Couple of scraping questions (Part 1 of ???)

How do you measure the height? From a raw casting to the water top, no thanks. I used to use that method when I was a Boy Scout and was setting up a fire pit grill Water in a fry pan...not to precision. I can call John Saunders (Nyccnc) and see if he would host one again in Zanesville, OH next fall....

Fair enough :)

Had the pleasure of briefly meeting John once in DC two years ago. Been following his shop/Youtube saga for a long time. I'd definitely be interested.
 
Fair enough :)

Had the pleasure of briefly meeting John once in DC two years ago. Been following his shop/Youtube saga for a long time. I'd definitely be interested.

In one of the other scraping threads i believe it was mentioned that you only scrape the bottom surface of the upper piece. In the machine reconditioning company video above they scraped both upper and lower pieces. Did I misunderstand this concept? or is it you only flake the bottom of the top piece?
 
On some machines with hardened and ground ways you DON'T Scrape them and scrape one side. Like a lathe with a hardened bed. Most soft both sides cast iron machines we scrape the longer side first using a master straight edge, or I say the are a portable surface plate that you scraped to a surface plate. In 2% of of machines the longer side is to flimsy that you scrape the shorter solid side first. An example is a Excello Boreomatic or Heald ID Grinder. I teach to 1/2 moon oil flake the unexposed side of the way surfaces. Like the underside of the saddle on that hardened lathe bed. In my opinion Bridgeport 1/2 moons the wrong side. But it sure looks pretty. :)
 
Ok have a new question. I’m about halfway through Machine Tool Reconditioning and I am following along in the chapter describing the process to completely scrape a lathe.

Before reading this, I had the preconception that you scrape “bottom-up” , working from the bed to the carriage, then the cross slide, and finally the compound. At each step you can verify overall alignment to the components below and minimize the material needed to be removed.

This book describes scraping the compound first, then the cross slide, then the carriage, and finally the bed. This seems counterintuitive and could potentially require more scraping to correct for alignment that wasn’t done perfectly. All parts are individually scraped true, but the final fit up can’t be done until the bed is scraped.

What gives here? Is this the way it is really done and I am missing something obvious?
 
Ok have a new question. I’m about halfway through Machine Tool Reconditioning and I am following along in the chapter describing the process to completely scrape a lathe.

Before reading this, I had the preconception that you scrape “bottom-up” , working from the bed to the carriage, then the cross slide, and finally the compound. At each step you can verify overall alignment to the components below and minimize the material needed to be removed.

This book describes scraping the compound first, then the cross slide, then the carriage, and finally the bed. This seems counterintuitive and could potentially require more scraping to correct for alignment that wasn’t done perfectly. All parts are individually scraped true, but the final fit up can’t be done until the bed is scraped.

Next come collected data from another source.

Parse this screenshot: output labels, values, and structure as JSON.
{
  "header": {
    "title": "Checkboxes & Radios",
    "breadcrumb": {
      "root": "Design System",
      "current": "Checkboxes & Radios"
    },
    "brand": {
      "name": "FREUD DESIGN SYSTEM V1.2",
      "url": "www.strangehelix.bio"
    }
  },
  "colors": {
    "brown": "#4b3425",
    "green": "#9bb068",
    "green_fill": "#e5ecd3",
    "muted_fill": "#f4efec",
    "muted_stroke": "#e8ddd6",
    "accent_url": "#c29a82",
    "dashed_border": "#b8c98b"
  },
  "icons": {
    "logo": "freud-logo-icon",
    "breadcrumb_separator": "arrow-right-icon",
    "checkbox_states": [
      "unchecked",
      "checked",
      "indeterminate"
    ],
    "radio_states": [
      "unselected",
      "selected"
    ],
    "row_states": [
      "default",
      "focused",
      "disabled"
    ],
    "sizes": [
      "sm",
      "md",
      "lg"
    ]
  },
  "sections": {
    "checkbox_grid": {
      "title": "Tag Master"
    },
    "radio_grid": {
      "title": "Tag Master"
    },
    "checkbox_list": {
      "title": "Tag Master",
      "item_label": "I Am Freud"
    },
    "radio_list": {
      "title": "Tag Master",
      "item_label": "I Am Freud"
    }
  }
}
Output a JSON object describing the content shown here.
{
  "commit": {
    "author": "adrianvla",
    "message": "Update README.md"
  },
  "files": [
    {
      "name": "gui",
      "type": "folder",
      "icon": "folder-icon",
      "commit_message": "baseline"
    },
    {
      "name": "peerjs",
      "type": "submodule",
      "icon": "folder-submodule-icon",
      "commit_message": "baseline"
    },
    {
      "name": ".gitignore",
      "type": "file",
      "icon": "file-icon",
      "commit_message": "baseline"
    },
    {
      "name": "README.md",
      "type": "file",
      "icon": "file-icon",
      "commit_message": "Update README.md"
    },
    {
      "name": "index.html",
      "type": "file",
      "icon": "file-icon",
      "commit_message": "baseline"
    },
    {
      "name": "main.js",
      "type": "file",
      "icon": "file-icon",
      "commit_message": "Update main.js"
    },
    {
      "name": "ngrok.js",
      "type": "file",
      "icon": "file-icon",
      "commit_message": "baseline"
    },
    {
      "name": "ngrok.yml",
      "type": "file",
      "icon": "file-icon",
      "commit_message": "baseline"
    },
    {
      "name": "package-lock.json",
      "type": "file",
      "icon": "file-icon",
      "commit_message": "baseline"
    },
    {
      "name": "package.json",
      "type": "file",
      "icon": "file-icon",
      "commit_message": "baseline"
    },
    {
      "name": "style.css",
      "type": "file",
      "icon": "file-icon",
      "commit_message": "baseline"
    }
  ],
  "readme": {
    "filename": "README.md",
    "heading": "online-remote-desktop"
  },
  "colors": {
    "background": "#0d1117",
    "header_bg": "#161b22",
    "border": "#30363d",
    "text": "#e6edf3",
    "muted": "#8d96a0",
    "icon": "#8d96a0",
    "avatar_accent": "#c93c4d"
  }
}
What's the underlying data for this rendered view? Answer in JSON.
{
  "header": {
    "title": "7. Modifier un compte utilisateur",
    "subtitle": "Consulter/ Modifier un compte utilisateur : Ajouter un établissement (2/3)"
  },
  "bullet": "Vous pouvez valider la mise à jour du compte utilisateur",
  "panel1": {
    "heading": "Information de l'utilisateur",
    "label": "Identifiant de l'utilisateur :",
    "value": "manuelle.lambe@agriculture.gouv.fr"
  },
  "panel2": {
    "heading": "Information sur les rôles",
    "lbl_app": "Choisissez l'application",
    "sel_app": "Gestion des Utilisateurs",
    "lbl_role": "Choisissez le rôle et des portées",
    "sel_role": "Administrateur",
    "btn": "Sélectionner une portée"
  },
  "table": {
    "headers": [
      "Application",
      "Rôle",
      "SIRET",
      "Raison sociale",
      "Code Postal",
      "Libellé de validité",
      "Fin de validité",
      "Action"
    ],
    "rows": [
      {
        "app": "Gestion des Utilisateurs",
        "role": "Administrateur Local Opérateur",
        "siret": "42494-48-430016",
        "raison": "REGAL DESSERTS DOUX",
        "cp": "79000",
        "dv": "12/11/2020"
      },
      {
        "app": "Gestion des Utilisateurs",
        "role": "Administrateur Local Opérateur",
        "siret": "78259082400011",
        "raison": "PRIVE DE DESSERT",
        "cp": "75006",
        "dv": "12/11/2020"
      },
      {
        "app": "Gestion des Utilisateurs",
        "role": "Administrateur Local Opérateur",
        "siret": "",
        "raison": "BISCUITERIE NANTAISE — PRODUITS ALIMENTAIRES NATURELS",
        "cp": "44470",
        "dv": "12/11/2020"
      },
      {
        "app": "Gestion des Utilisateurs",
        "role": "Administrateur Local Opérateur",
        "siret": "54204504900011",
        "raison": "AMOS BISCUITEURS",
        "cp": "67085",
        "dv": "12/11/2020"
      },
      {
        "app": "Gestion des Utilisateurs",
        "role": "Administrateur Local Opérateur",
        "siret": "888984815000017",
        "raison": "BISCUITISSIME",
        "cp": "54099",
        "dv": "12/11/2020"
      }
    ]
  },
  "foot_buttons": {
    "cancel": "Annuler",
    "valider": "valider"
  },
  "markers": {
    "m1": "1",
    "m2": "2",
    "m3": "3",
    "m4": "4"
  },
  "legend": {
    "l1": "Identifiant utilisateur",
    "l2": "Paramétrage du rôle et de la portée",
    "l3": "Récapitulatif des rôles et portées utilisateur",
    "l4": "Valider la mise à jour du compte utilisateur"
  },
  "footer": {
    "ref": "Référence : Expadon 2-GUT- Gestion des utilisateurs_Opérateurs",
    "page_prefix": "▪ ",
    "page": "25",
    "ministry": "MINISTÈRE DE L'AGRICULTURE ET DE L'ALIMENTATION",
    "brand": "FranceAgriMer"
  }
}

What gives here? Is this the way it is really done and I am missing something obvious?

I do get the feeling this has to do with using the upper components as patterns to print the lower components, but still seems backwards to me.
 
You can scrape a compound anytime when rebuilding a lathe. My Dad used to have me scrape them when I was an apprentice and heck I tell students to bring them to classes, as they are scraped co-planer to its self and if you scrape every thing co-planer from the bed up or the saddle. You will be fine. There are parts of the Connelly book that can be debated. My Dad would not allow us to read it when I was an Apprentice. I tell people who buy them, to not figure it is 100% right.

The way I teach and do it is. Start at the bottom and work up on most machines. If the main spindle is fixed on a lathe like a Warner and Swasey Turret lathe you start at the spindle and work out. Back when I was scraping for a job and a customer had a lathe that only wanted to re-scrape the cross-slide, we would take the Saddle off and bring it to the shop and scrape it off our surface plate. The surface where the carriage bolts on is original from the factory. So we would set that area on a parallel and jack screw the back side of the saddle or lay it on a ground test bar and set the saddle V on it. After we had the saddle top done we would take it back and fit or match fit and align the saddle to the worn bed.

So there is an exception to every rule.
 
You can scrape a compound anytime when rebuilding a lathe. My Dad used to have me scrape them when I was an apprentice and heck I tell students to bring them to classes, as they are scraped co-planer to its self and if you scrape every thing co-planer from the bed up or the saddle. You will be fine. There are parts of the Connelly book that can be debated. My Dad would not allow us to read it when I was an Apprentice. I tell people who buy them, to not figure it is 100% right.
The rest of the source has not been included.